Well it's going to be a busy week for those interested in identity cards. The bill goes up for a second reading tomorrow and it looks likely that parliamentary rebels won't be able to derail it, although the Lords may.

I've lost count of the number of reasons why this scheme is a rotten idea. While the IT companies which support New Labour so generously may love the idea of a huge integration deal like this, it makes little sense for the rest of us. The technology's unproven, the task of integration will be unprecedented and the security benefits are minimal.

But what really grates, as an Englishman true and true, is the thought that some petty official can demand that I prove who I am a the drop of a hat and then read through my most private data. I've been stopped by police in the US once and the first question that was barked out was "ID" and heaven help me if I didn't have it.

If the ID card goes through it won't be the next Poll Tax. Unless the British people have become a lot more active over the past few years they'll learn to live with this.

No, if we're doing comparisons the ID card legislation is this government's electronic foot and mouth epidemic: massively expensive, hugely dispiriting and leaving everyone with a nasty taste in the mouth.

June 27, 2005 | Permalink | Comments (0) | TrackBack

BT the next hacking target?

BT was very confident yesterday that its new Fusion service is secure.

"All the data is encrypted with IPSec," stated project boss Ian Livingstone, as if that were case closed.

But IPSec has been cracked already and there are worrying rumours about Bluetooth too.

If the base station can broadcast 25 metres or more then there's the opportunity for everyone to share your phone connection, or bring it down if your late night call wakes them.

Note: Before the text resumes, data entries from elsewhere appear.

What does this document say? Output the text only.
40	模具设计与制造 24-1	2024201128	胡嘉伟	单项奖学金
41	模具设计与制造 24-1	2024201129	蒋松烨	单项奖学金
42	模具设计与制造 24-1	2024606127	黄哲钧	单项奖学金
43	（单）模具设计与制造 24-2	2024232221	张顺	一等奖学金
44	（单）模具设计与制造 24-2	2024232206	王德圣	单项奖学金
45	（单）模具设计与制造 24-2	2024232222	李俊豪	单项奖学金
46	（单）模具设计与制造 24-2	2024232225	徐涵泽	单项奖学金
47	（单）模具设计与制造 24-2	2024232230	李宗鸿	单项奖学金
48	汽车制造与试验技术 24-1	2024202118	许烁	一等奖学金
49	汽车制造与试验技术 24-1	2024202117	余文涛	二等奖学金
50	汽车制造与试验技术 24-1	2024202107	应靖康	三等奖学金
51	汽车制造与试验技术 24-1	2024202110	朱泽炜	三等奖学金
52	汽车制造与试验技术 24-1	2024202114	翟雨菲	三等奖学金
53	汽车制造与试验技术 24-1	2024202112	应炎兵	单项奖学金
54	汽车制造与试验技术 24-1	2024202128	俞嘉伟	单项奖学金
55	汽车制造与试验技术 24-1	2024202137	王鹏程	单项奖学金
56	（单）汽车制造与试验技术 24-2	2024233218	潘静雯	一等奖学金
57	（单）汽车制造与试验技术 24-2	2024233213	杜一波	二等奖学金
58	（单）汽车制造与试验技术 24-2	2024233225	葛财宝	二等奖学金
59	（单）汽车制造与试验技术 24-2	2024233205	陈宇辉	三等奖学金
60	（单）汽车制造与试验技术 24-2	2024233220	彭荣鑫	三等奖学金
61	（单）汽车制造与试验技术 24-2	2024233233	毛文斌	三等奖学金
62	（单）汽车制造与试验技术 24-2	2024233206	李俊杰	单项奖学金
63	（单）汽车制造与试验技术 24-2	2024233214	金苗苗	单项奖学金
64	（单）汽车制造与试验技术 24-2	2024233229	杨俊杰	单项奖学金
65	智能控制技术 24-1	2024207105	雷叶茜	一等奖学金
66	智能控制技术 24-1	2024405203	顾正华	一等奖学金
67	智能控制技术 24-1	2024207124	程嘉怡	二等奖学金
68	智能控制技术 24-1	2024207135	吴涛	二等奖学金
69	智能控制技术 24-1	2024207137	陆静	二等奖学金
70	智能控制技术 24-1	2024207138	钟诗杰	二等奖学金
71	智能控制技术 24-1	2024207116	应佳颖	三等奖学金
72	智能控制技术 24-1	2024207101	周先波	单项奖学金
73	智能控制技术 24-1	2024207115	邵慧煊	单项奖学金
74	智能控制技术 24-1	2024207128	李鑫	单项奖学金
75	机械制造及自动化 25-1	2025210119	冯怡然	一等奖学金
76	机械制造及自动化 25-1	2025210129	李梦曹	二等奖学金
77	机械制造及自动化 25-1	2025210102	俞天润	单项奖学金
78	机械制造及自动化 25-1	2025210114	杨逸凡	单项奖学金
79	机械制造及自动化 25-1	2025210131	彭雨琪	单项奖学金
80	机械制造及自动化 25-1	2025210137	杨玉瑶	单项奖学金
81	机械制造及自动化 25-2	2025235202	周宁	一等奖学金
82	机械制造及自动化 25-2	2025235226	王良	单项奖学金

So watch this space, as BT may be heading for a security problem.

June 16, 2005 | Permalink | Comments (0) | TrackBack

McKinnon madness

The case of the "biggest military computer hack of all time" is fascinating. Was the 39 year-old unemployed programmer really an evil mastermind as some of the press have been suggesting? Or just a normal chap with an overly developed interest in UFOs and a working knowledge of computers?

There are several things about this case that just don't seem right. Why did the US authorities wait for over two years before starting the case? Why were the military systems so poorly protected? And where did the estimate for $700,000 worth of damage come from?

The last figure is particularly suspect. In his excellent history of the first days of the digital underground, Bruce Sterling recorded the method used by one particular company to estimate the damage caused by a document being stolen.

The company charged for two writers and an editor, as well as the hardware they produced it on, and came up with a damages figure in the hundreds of thousands. They were later shown to be selling the same document for under $10.

The key to all these cases is to look critically at the facts, the facts and nothing but the facts. Based on the evidence so far, McKinnon may be guilty. But the sentence he faces far outweighs the seriousness of his actions.